What do Strom Thurmond, Ben Carson, President Donald Trump, and Supreme Court Justice Clarence Thomas have in common? Aside from being some of the nation’s most controversial conservative political figures, they’ve also shared a close conservative confidante, Armstrong Williams, who is stepping into the spotlight once again with his possible purchase of D.C.’s Washington City Paper.

In a Dec. 7 e-mail, Williams spokesman Shermichael Singleton confirmed Williams has made a bid for the paper.  

Armstrong Williams (Courtesy Photo)

“Mr. Williams has always been committed to journalism, both print and media,” Singleton wrote. “His interest in WCP is out of respect and admiration for the history of the paper and the role it has played in D.C. As the media landscape changes because of technology, Mr. Williams understands the importance of preserving such institutions as the Washington City Paper, hence his interest in it.”

However, it is not Williams’ acquisition of a paper that is causing a “Beltway buzz,”.  Instead, it is the type of paper he is eying, and its readership. Known for progressive prose and alternative stories, the publication is viewed by many as an unlikely match for Williams, who gained notoriety for his right-of-center views, his defense of Clarence Thomas during the 1991 Supreme Court confirmations, and as a campaign strategist for 2016 presidential candidate Ben Carson.

But Williams said that the unlikelihood of the match is one of the reasons the conservative operative wants to buy the paper.

“My goal is to make the City Paper so good people will be saying, ‘Are you sure Armstrong Williams is the owner of this paper?’” he told The Washington Post. “That would be a success.”

Unsurprisingly, City Paper employees don’t seem as optimistic about the news of their potential new boss. Mother Jones, who initially broke the story this November, reported that employees learned of Williams’ interest earlier that month.  According to the Post, a number of these same staffers “have discussed the possibility of quitting.”

Williams’ acquisition of the City Paper, like many of his previous actions, is wrought with controversy and uncertainty. This is not Williams’ first entrepreneurial encounter with the media world, however.

Singleton described him as “the largest minority owner of broadcast television stations in the United States,” and noted that Williams attempted unsuccessfully to purchase Essence Magazine and D.C.’s well-known Capitol Hill publication, The Hill.

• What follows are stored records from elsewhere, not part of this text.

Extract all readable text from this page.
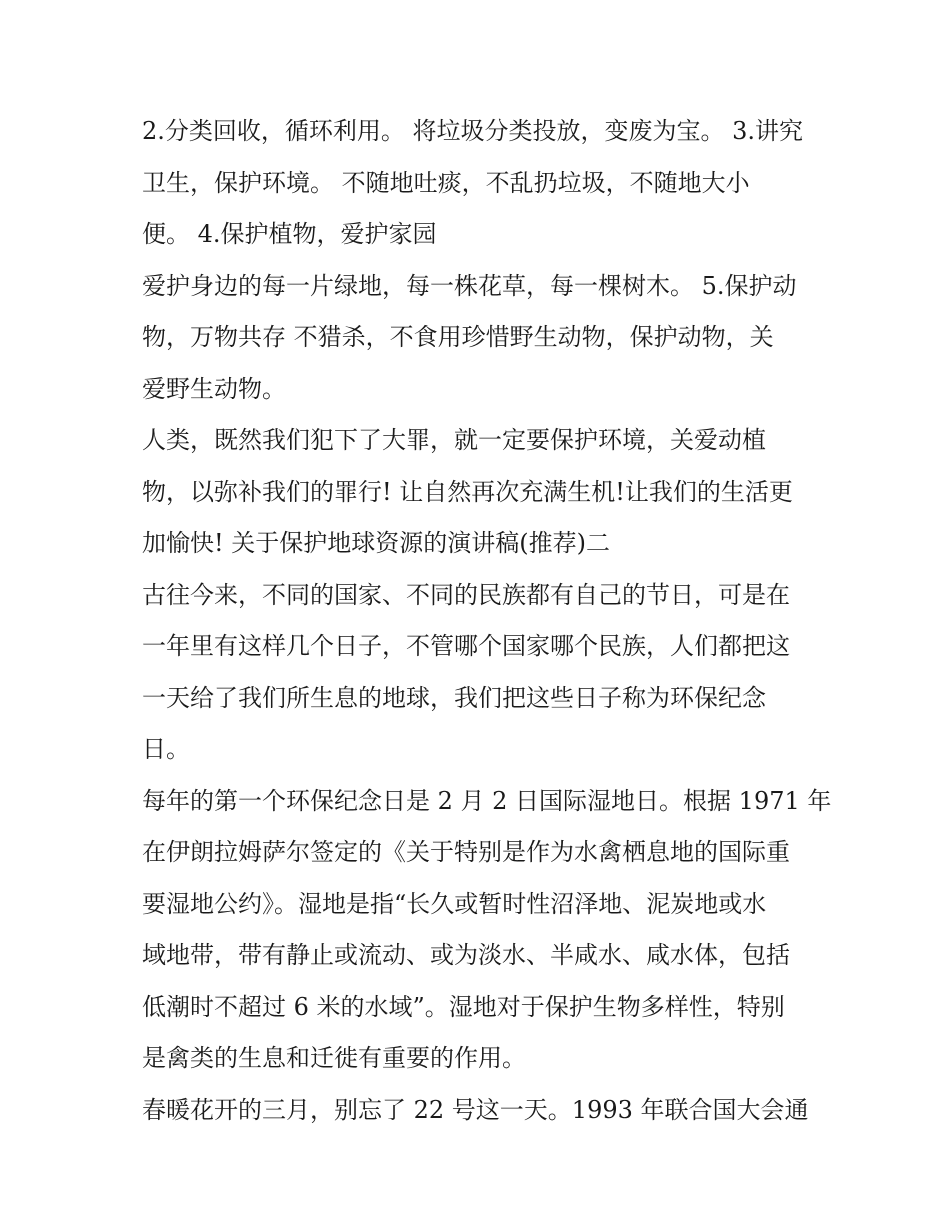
2.分类回收，循环利用。 将垃圾分类投放，变废为宝。 3.讲究
卫生，保护环境。 不随地吐痰，不乱扔垃圾，不随地大小
便。 4.保护植物，爱护家园
爱护身边的每一片绿地，每一株花草，每一棵树木。 5.保护动
物，万物共存 不猎杀，不食用珍惜野生动物，保护动物，关
爱野生动物。
人类，既然我们犯下了大罪，就一定要保护环境，关爱动植
物，以弥补我们的罪行! 让自然再次充满生机!让我们的生活更
加愉快! 关于保护地球资源的演讲稿(推荐)二
古往今来，不同的国家、不同的民族都有自己的节日，可是在
一年里有这样几个日子，不管哪个国家哪个民族，人们都把这
一天给了我们所生息的地球，我们把这些日子称为环保纪念
日。
每年的第一个环保纪念日是 2 月 2 日国际湿地日。根据 1971 年
在伊朗拉姆萨尔签定的《关于特别是作为水禽栖息地的国际重
要湿地公约》。湿地是指“长久或暂时性沼泽地、泥炭地或水
域地带，带有静止或流动、或为淡水、半咸水、咸水体，包括
低潮时不超过 6 米的水域”。湿地对于保护生物多样性，特别
是禽类的生息和迁徙有重要的作用。
春暖花开的三月，别忘了 22 号这一天。1993 年联合国大会通
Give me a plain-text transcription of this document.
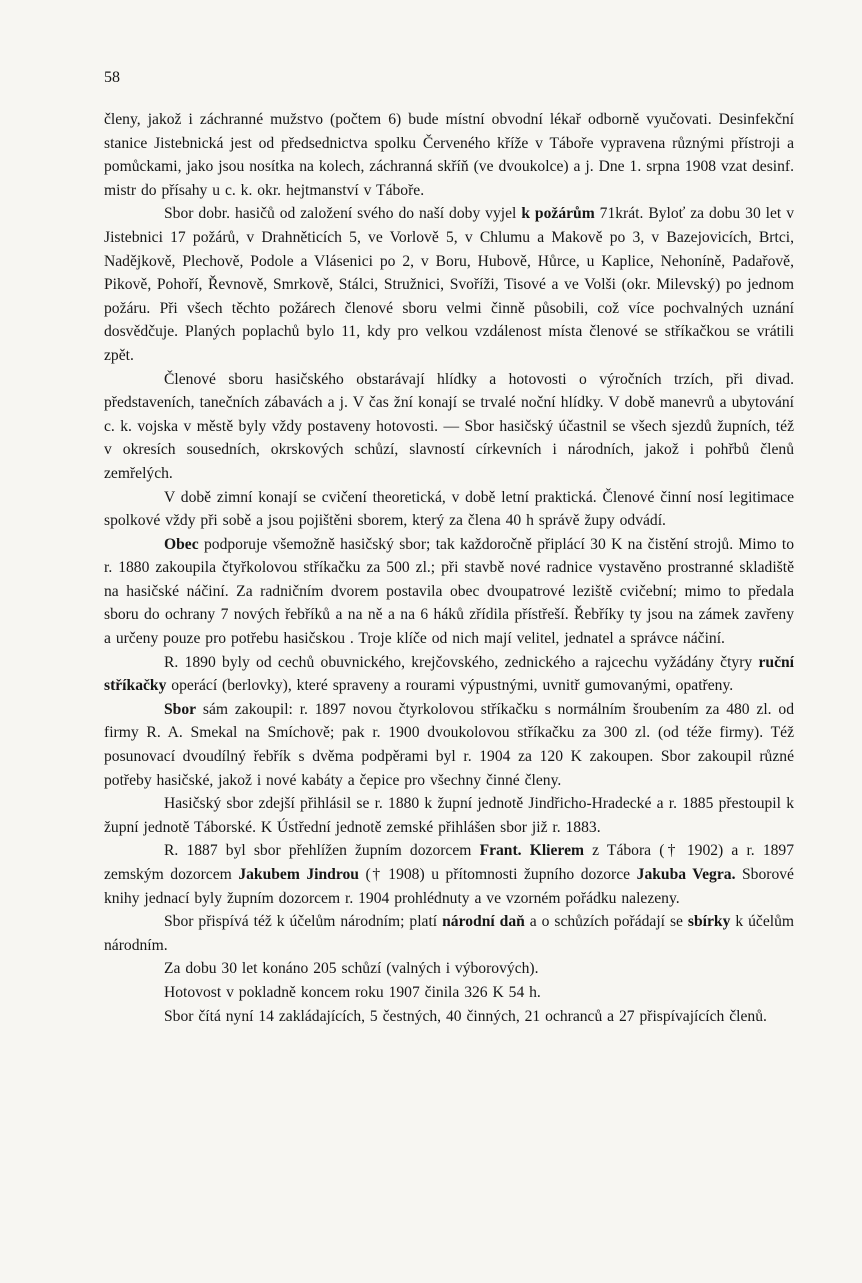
58

členy, jakož i záchranné mužstvo (počtem 6) bude místní obvodní lékař odborně vyučovati. Desinfekční stanice Jistebnická jest od předsednictva spolku Červeného kříže v Táboře vypravena různými přístroji a pomůckami, jako jsou nosítka na kolech, záchranná skříň (ve dvoukolce) a j. Dne 1. srpna 1908 vzat desinf. mistr do přísahy u c. k. okr. hejtmanství v Táboře.

Sbor dobr. hasičů od založení svého do naší doby vyjel k požárům 71krát. Byloť za dobu 30 let v Jistebnici 17 požárů, v Drahněticích 5, ve Vorlově 5, v Chlumu a Makově po 3, v Bazejovicích, Brtci, Nadějkově, Plechově, Podole a Vlásenici po 2, v Boru, Hubově, Hůrce, u Kaplice, Nehoníně, Padařově, Pikově, Pohoří, Řevnově, Smrkově, Stálci, Stružnici, Svoříži, Tisové a ve Volši (okr. Milevský) po jednom požáru. Při všech těchto požárech členové sboru velmi činně působili, což více pochvalných uznání dosvědčuje. Planých poplachů bylo 11, kdy pro velkou vzdálenost místa členové se stříkačkou se vrátili zpět.

Členové sboru hasičského obstarávají hlídky a hotovosti o výročních trzích, při divad. představeních, tanečních zábavách a j. V čas žní konají se trvalé noční hlídky. V době manevrů a ubytování c. k. vojska v městě byly vždy postaveny hotovosti. — Sbor hasičský účastnil se všech sjezdů župních, též v okresích sousedních, okrskových schůzí, slavností církevních i národních, jakož i pohřbů členů zemřelých.

V době zimní konají se cvičení theoretická, v době letní praktická. Členové činní nosí legitimace spolkové vždy při sobě a jsou pojištěni sborem, který za člena 40 h správě župy odvádí.

Obec podporuje všemožně hasičský sbor; tak každoročně připlácí 30 K na čistění strojů. Mimo to r. 1880 zakoupila čtyřkolovou stříkačku za 500 zl.; při stavbě nové radnice vystavěno prostranné skladiště na hasičské náčiní. Za radničním dvorem postavila obec dvoupatrové leziště cvičební; mimo to předala sboru do ochrany 7 nových řebříků a na ně a na 6 háků zřídila přístřeší. Řebříky ty jsou na zámek zavřeny a určeny pouze pro potřebu hasičskou . Troje klíče od nich mají velitel, jednatel a správce náčiní.

R. 1890 byly od cechů obuvnického, krejčovského, zednického a rajcechu vyžádány čtyry ruční stříkačky operácí (berlovky), které spraveny a rourami výpustnými, uvnitř gumovanými, opatřeny.

Sbor sám zakoupil: r. 1897 novou čtyrkolovou stříkačku s normálním šroubením za 480 zl. od firmy R. A. Smekal na Smíchově; pak r. 1900 dvoukolovou stříkačku za 300 zl. (od téže firmy). Též posunovací dvoudílný řebřík s dvěma podpěrami byl r. 1904 za 120 K zakoupen. Sbor zakoupil různé potřeby hasičské, jakož i nové kabáty a čepice pro všechny činné členy.

Hasičský sbor zdejší přihlásil se r. 1880 k župní jednotě Jindřicho-Hradecké a r. 1885 přestoupil k župní jednotě Táborské. K Ústřední jednotě zemské přihlášen sbor již r. 1883.

R. 1887 byl sbor přehlížen župním dozorcem Frant. Klierem z Tábora († 1902) a r. 1897 zemským dozorcem Jakubem Jindrou († 1908) u přítomnosti župního dozorce Jakuba Vegra. Sborové knihy jednací byly župním dozorcem r. 1904 prohlédnuty a ve vzorném pořádku nalezeny.

Sbor přispívá též k účelům národním; platí národní daň a o schůzích pořádají se sbírky k účelům národním.

Za dobu 30 let konáno 205 schůzí (valných i výborových).

Hotovost v pokladně koncem roku 1907 činila 326 K 54 h.

Sbor čítá nyní 14 zakládajících, 5 čestných, 40 činných, 21 ochranců a 27 přispívajících členů.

For more than three decades, The Washington City Paper has been a source of local political news in the DMV.  Despite its longevity, readership and revenue have declined in recent years; in 2008, the paper declared bankruptcy.

The City Paper’s current owners, Nashville-based SouthComm, announced plans to sell the D.C. publication in October. A timeline for the acceptance or rejection of Williams’ bid has not been made public.